At the beginning of the Qing Dynasty, imitating the system of the Illuminated Dynasty, on the basis of the original eight flags system, three inner courts were established: the Secretariat Academy, the Hongwen Academy, and the National History Academy. This is the prototype of the central organ of government in the early Qing Dynasty, equivalent to the cabinet. In the fifteenth year of Shunzhi, the three internal chambers were abolished, and a cabinet of university scholars was set up to draft edicts and approve the answers in place of the emperor, and to participate in the major affairs of the military state. The Kangxi Dynasty set up a "Council of Ministers" above the cabinet, composed of Manchurian nobles, and Han Chinese were not allowed to participate. Later, the "South Study Room" was set up to control the vote of the cabinet, and the authority was quite similar to that of a university scholar. In the ninth year of Yongzheng, the "military machine room" was set up, and during the Qianlong period, it was changed to the "Military Aircraft Department", which became a permanent institution for handling military affairs, and the military aircraft ministers were selected by the emperor from among the princes, university scholars, Shangshu, waiters and other bureaucrats--this was still a secretariat dedicated to serving the emperor himself, independent of the government bureaucracy.

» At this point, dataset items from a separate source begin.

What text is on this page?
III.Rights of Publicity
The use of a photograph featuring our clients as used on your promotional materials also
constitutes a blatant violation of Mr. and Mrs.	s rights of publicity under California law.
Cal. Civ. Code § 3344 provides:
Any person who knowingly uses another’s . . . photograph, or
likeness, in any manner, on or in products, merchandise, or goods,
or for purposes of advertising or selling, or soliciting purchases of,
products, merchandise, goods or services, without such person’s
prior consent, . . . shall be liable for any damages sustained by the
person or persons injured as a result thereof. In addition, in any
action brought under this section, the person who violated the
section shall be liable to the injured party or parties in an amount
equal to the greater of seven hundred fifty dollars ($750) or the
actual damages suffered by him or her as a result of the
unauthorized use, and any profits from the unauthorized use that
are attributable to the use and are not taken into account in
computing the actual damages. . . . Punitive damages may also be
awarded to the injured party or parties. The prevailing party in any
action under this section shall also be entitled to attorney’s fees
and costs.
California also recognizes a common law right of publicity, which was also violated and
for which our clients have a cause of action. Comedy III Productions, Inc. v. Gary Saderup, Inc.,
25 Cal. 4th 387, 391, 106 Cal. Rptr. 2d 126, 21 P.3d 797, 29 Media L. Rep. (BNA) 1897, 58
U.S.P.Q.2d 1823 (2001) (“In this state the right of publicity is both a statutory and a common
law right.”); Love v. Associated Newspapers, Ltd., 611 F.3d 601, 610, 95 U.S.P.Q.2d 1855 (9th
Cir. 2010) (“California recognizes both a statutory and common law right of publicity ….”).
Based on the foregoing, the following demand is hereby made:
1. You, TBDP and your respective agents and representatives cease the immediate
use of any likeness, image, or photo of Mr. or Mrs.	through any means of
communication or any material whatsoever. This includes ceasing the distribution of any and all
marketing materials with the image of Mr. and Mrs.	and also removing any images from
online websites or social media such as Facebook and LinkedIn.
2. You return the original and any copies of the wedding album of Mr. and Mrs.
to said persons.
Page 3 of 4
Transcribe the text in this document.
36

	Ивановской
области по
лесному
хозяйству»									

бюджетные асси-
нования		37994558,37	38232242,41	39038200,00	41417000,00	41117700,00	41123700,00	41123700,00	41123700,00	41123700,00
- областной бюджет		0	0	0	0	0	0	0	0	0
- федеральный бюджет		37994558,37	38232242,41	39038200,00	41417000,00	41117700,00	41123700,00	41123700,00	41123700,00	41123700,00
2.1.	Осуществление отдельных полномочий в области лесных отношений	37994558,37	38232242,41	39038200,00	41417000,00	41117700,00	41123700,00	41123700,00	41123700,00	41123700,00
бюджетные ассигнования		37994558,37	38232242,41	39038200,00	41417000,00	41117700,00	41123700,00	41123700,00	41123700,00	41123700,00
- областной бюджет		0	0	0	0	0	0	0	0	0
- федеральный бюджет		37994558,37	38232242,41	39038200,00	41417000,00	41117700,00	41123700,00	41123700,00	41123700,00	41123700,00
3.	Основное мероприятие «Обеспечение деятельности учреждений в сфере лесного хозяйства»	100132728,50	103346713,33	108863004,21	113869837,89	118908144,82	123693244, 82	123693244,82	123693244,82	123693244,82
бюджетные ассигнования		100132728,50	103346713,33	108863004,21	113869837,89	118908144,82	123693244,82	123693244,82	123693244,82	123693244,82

During this period, the Military Aircraft Department not only had the right to revise the cabinet's draft, but also had the right to issue the "edict" drafted by the Military Aircraft Department to the six ministries without the cabinet issuing, and the cabinet's power was gradually marginalized and gradually became an idle institution. We should pay attention to the fact that the "cabinet" was originally the secretariat of the emperor himself, and the "military aircraft department" was also this function, and the abolition of the "cabinet" in the middle and late Qing Dynasty and the establishment of the "military aircraft department" showed that some of the inherent "political traditions" of the "cabinet" still did not meet the needs of the Qing rulers for "centralizing power", and only then did they set up a "military aircraft department" that was more in line with the needs of their centralized rule.

Looking Back at History: The "Cabinet System" of the Ming and Qing Dynasties

Royal Cabinet

In the third year of the Qing Dynasty (1911 AD), in order to "establish a constitution", the Qing Dynasty abolished the military aircraft department and set up the last cabinet, the Imperial Cabinet, with one prime minister and one Manchu and Han assistant ministers. Of the thirteen cabinet members, the Manchurian nobility accounted for nine, of which the royal family accounted for seven. At this point, the establishment of this "imperial cabinet" has drawn a historical end to the "cabinet system" of the Ming and Qing dynasties.